Department of Mathematics, Dalian Maritime University, Dalian, China.
School of Computer Science and Technology, Tianjin University, Tianjin, China.
Bioinformatics. 2018 Jun 15;34(12):2029-2036. doi: 10.1093/bioinformatics/bty039.
Protein O-GlcNAcylation (O-GlcNAc) is an important post-translational modification of serine (S)/threonine (T) residues that involves multiple molecular and cellular processes. Recent studies have suggested that abnormal O-G1cNAcylation causes many diseases, such as cancer and various neurodegenerative diseases. With the available protein O-G1cNAcylation sites experimentally verified, it is highly desired to develop automated methods to rapidly and effectively identify O-GlcNAcylation sites. Although some computational methods have been proposed, their performance has been unsatisfactory, particularly in terms of prediction sensitivity.
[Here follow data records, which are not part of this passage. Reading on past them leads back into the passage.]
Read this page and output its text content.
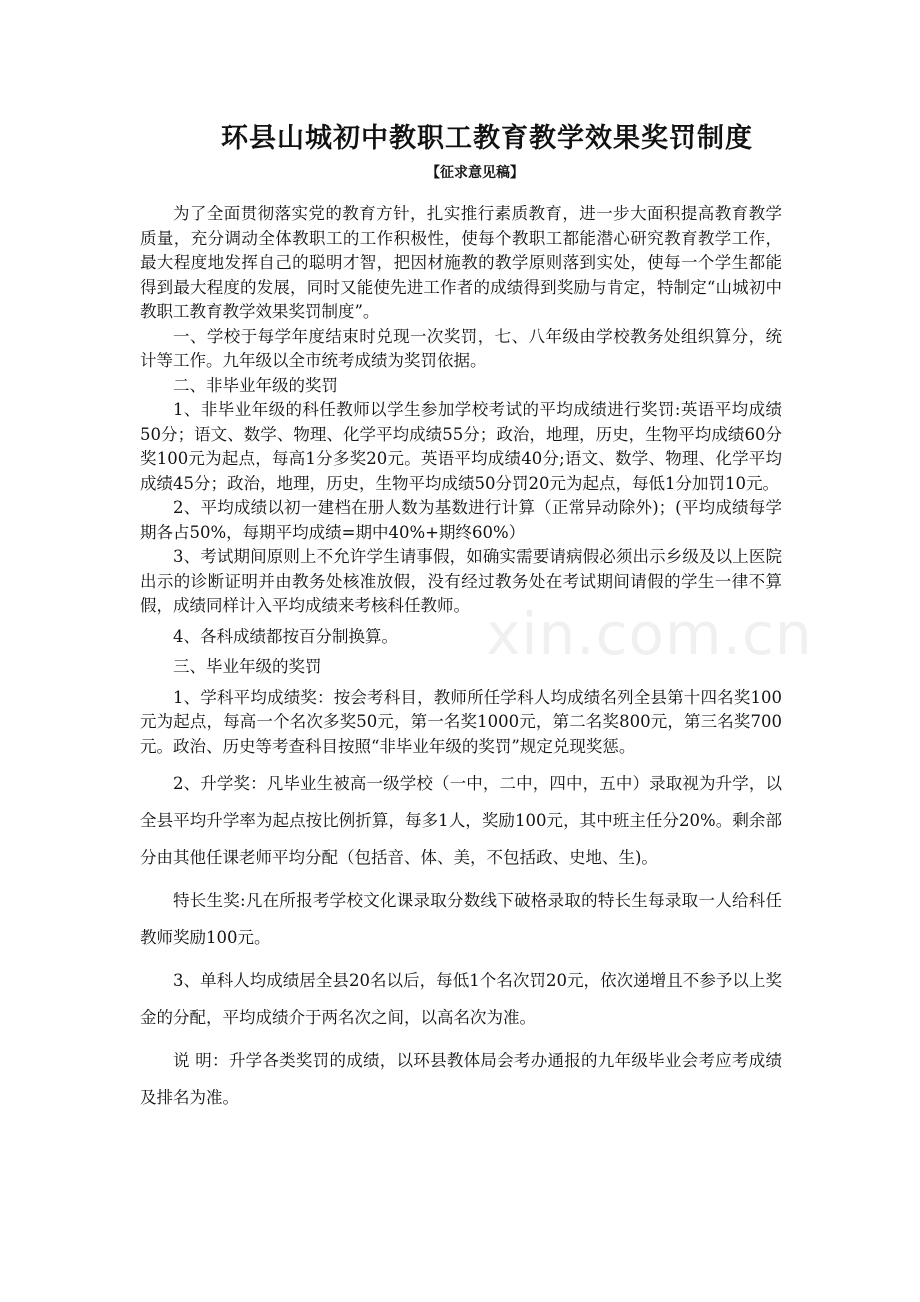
环县山城初中教职工教育教学效果奖罚制度
【征求意见稿】

为了全面贯彻落实党的教育方针，扎实推行素质教育，进一步大面积提高教育教学质量，充分调动全体教职工的工作积极性，使每个教职工都能潜心研究教育教学工作，最大程度地发挥自己的聪明才智，把因材施教的教学原则落到实处，使每一个学生都能得到最大程度的发展，同时又能使先进工作者的成绩得到奖励与肯定，特制定“山城初中教职工教育教学效果奖罚制度”。

一、学校于每学年度结束时兑现一次奖罚，七、八年级由学校教务处组织算分，统计等工作。九年级以全市统考成绩为奖罚依据。

二、非毕业年级的奖罚

1、非毕业年级的科任教师以学生参加学校考试的平均成绩进行奖罚:英语平均成绩50分；语文、数学、物理、化学平均成绩55分；政治，地理，历史，生物平均成绩60分奖100元为起点，每高1分多奖20元。英语平均成绩40分;语文、数学、物理、化学平均成绩45分；政治，地理，历史，生物平均成绩50分罚20元为起点，每低1分加罚10元。

2、平均成绩以初一建档在册人数为基数进行计算（正常异动除外)；(平均成绩每学期各占50%，每期平均成绩=期中40%+期终60%）

3、考试期间原则上不允许学生请事假，如确实需要请病假必须出示乡级及以上医院出示的诊断证明并由教务处核准放假，没有经过教务处在考试期间请假的学生一律不算假，成绩同样计入平均成绩来考核科任教师。

4、各科成绩都按百分制换算。

三、毕业年级的奖罚

1、学科平均成绩奖：按会考科目，教师所任学科人均成绩名列全县第十四名奖100元为起点，每高一个名次多奖50元，第一名奖1000元，第二名奖800元，第三名奖700元。政治、历史等考查科目按照“非毕业年级的奖罚”规定兑现奖惩。

2、升学奖：凡毕业生被高一级学校（一中，二中，四中，五中）录取视为升学，以全县平均升学率为起点按比例折算，每多1人，奖励100元，其中班主任分20%。剩余部分由其他任课老师平均分配（包括音、体、美，不包括政、史地、生)。

特长生奖:凡在所报考学校文化课录取分数线下破格录取的特长生每录取一人给科任教师奖励100元。

3、单科人均成绩居全县20名以后，每低1个名次罚20元，依次递增且不参予以上奖金的分配，平均成绩介于两名次之间，以高名次为准。

说 明：升学各类奖罚的成绩，以环县教体局会考办通报的九年级毕业会考应考成绩及排名为准。

xin.com.cn
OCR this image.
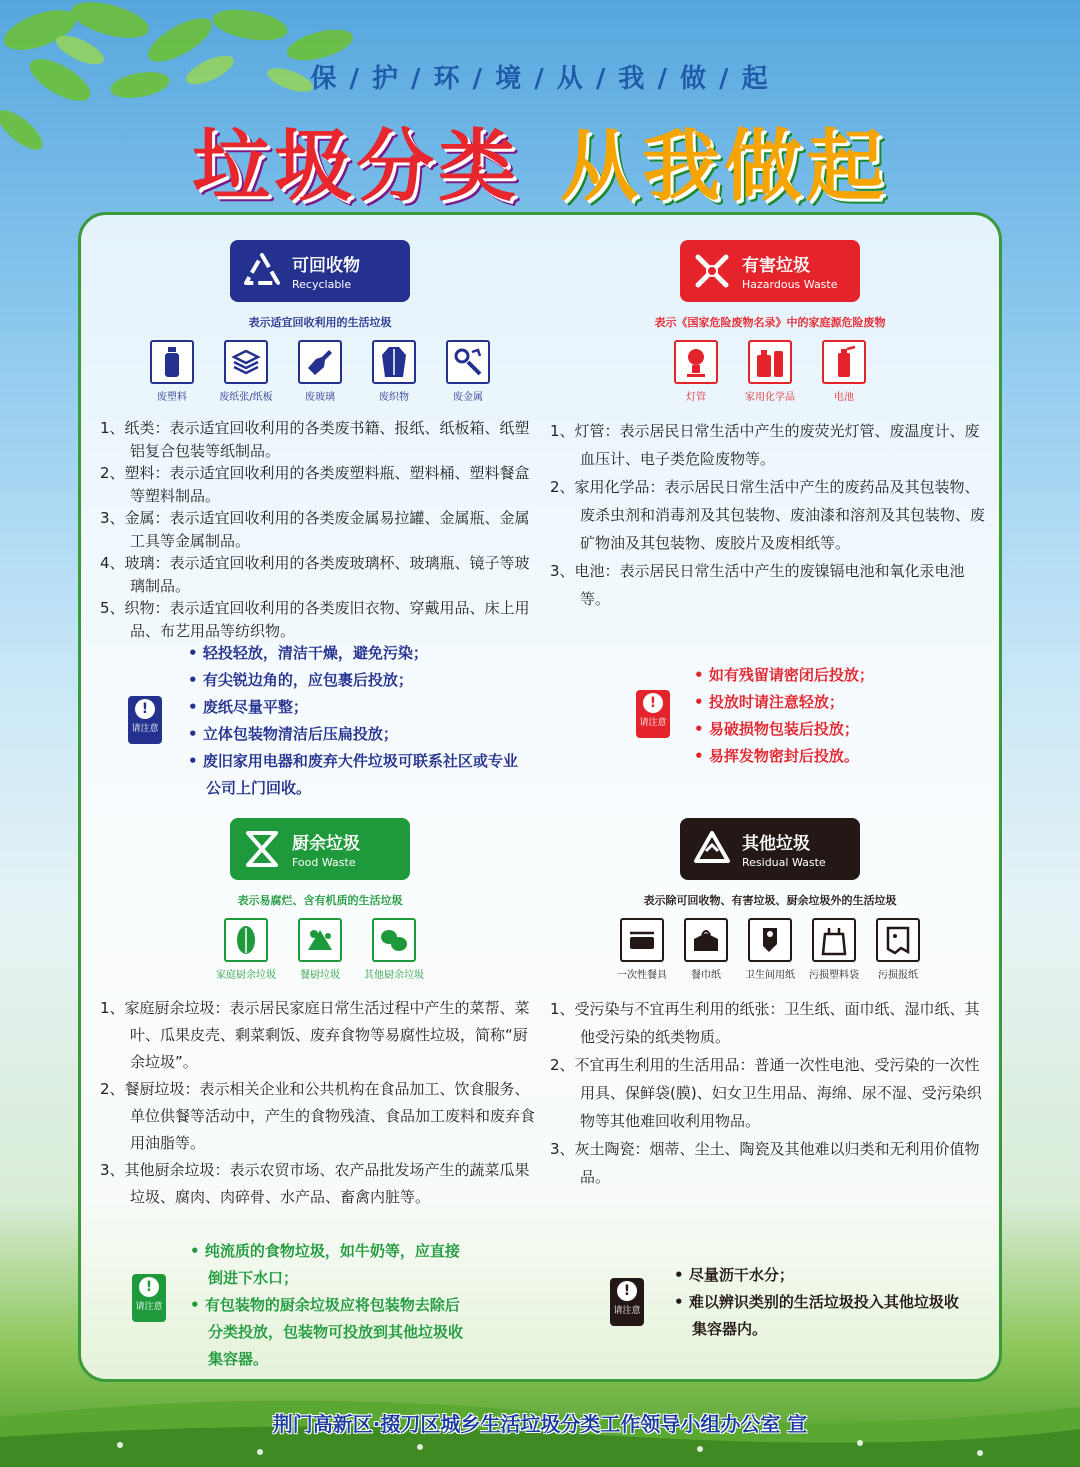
保 / 护 / 环 / 境 / 从 / 我 / 做 / 起
垃圾分类 从我做起
可回收物
Recyclable
表示适宜回收利用的生活垃圾
废塑料	废纸张/纸板	废玻璃	废织物	废金属
1、纸类：表示适宜回收利用的各类废书籍、报纸、纸板箱、纸塑铝复合包装等纸制品。
2、塑料：表示适宜回收利用的各类废塑料瓶、塑料桶、塑料餐盒等塑料制品。
3、金属：表示适宜回收利用的各类废金属易拉罐、金属瓶、金属工具等金属制品。
4、玻璃：表示适宜回收利用的各类废玻璃杯、玻璃瓶、镜子等玻璃制品。
5、织物：表示适宜回收利用的各类废旧衣物、穿戴用品、床上用品、布艺用品等纺织物。
!
请注意
• 轻投轻放，清洁干燥，避免污染；
• 有尖锐边角的，应包裹后投放；
• 废纸尽量平整；
• 立体包装物清洁后压扁投放；
• 废旧家用电器和废弃大件垃圾可联系社区或专业公司上门回收。
有害垃圾
Hazardous Waste
表示《国家危险废物名录》中的家庭源危险废物
灯管	家用化学品	电池
1、灯管：表示居民日常生活中产生的废荧光灯管、废温度计、废血压计、电子类危险废物等。
2、家用化学品：表示居民日常生活中产生的废药品及其包装物、废杀虫剂和消毒剂及其包装物、废油漆和溶剂及其包装物、废矿物油及其包装物、废胶片及废相纸等。
3、电池：表示居民日常生活中产生的废镍镉电池和氧化汞电池等。
!
请注意
• 如有残留请密闭后投放；
• 投放时请注意轻放；
• 易破损物包装后投放；
• 易挥发物密封后投放。
厨余垃圾
Food Waste
表示易腐烂、含有机质的生活垃圾
家庭厨余垃圾 餐厨垃圾 其他厨余垃圾
1、家庭厨余垃圾：表示居民家庭日常生活过程中产生的菜帮、菜叶、瓜果皮壳、剩菜剩饭、废弃食物等易腐性垃圾，简称“厨余垃圾”。
2、餐厨垃圾：表示相关企业和公共机构在食品加工、饮食服务、单位供餐等活动中，产生的食物残渣、食品加工废料和废弃食用油脂等。
3、其他厨余垃圾：表示农贸市场、农产品批发场产生的蔬菜瓜果垃圾、腐肉、肉碎骨、水产品、畜禽内脏等。
!
请注意
• 纯流质的食物垃圾，如牛奶等，应直接倒进下水口；
• 有包装物的厨余垃圾应将包装物去除后分类投放，包装物可投放到其他垃圾收集容器。
其他垃圾
Residual Waste
表示除可回收物、有害垃圾、厨余垃圾外的生活垃圾
一次性餐具 餐巾纸 卫生间用纸 污损塑料袋 污损报纸
1、受污染与不宜再生利用的纸张：卫生纸、面巾纸、湿巾纸、其他受污染的纸类物质。
2、不宜再生利用的生活用品：普通一次性电池、受污染的一次性用具、保鲜袋(膜)、妇女卫生用品、海绵、尿不湿、受污染织物等其他难回收利用物品。
3、灰土陶瓷：烟蒂、尘土、陶瓷及其他难以归类和无利用价值物品。
!
请注意
• 尽量沥干水分；
• 难以辨识类别的生活垃圾投入其他垃圾收集容器内。
荆门高新区·掇刀区城乡生活垃圾分类工作领导小组办公室 宣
In this study, we developed an ensemble model O-GlcNAcPRED-II to identify potential O-GlcNAcylation sites. A K-means principal component analysis oversampling technique (KPCA) and fuzzy undersampling method (FUS) were first proposed and incorporated to reduce the proportion of the original positive and negative training samples. Then, rotation forest, a type of classifier-integrated system, was adopted to divide the eight types of feature space into several subsets using four sub-classifiers: random forest, k-nearest neighbour, naive Bayesian and support vector machine. We observed that O-GlcNAcPRED-II achieved a sensitivity of 81.05%, specificity of 95.91%, accuracy of 91.43% and Matthew's correlation coefficient of 0.7928 for five-fold cross-validation run 10 times. Additionally, the results obtained by O-GlcNAcPRED-II on two independent datasets also indicated that the proposed predictor outperformed five published prediction tools.
http://121.42.167.206/OGlcPred/.
Supplementary data are available at Bioinformatics online.
蛋白质 O-连接的 N-乙酰氨基葡萄糖(O-GlcNAc)修饰是丝氨酸(S)/苏氨酸(T)残基上的一种重要的翻译后修饰,涉及多种分子和细胞过程。最近的研究表明,异常的 O-GlcNAc 化会导致许多疾病,如癌症和各种神经退行性疾病。随着可利用的蛋白质 O-GlcNAc 化位点被实验验证,人们非常希望开发自动化方法来快速有效地识别 O-GlcNAc 化位点。尽管已经提出了一些计算方法,但它们的性能并不令人满意,特别是在预测敏感性方面。
在这项研究中,我们开发了一种集成模型 O-GlcNAcPRED-II 来识别潜在的 O-GlcNAc 化位点。首先提出了一种 K-均值主成分分析过采样技术(KPCA)和模糊欠采样方法(FUS),以降低原始阳性和阴性训练样本的比例。然后,采用旋转森林(一种分类器集成系统),使用四个子分类器(随机森林、k-最近邻、朴素贝叶斯和支持向量机)将八类特征空间划分为几个子集。我们观察到,O-GlcNAcPRED-II 在五次交叉验证运行 10 次中,敏感性为 81.05%,特异性为 95.91%,准确性为 91.43%,马修相关系数为 0.7928。此外,O-GlcNAcPRED-II 在两个独立数据集上的结果也表明,所提出的预测器优于五个已发表的预测工具。
http://121.42.167.206/OGlcPred/。
补充数据可在“Bioinformatics”在线获取。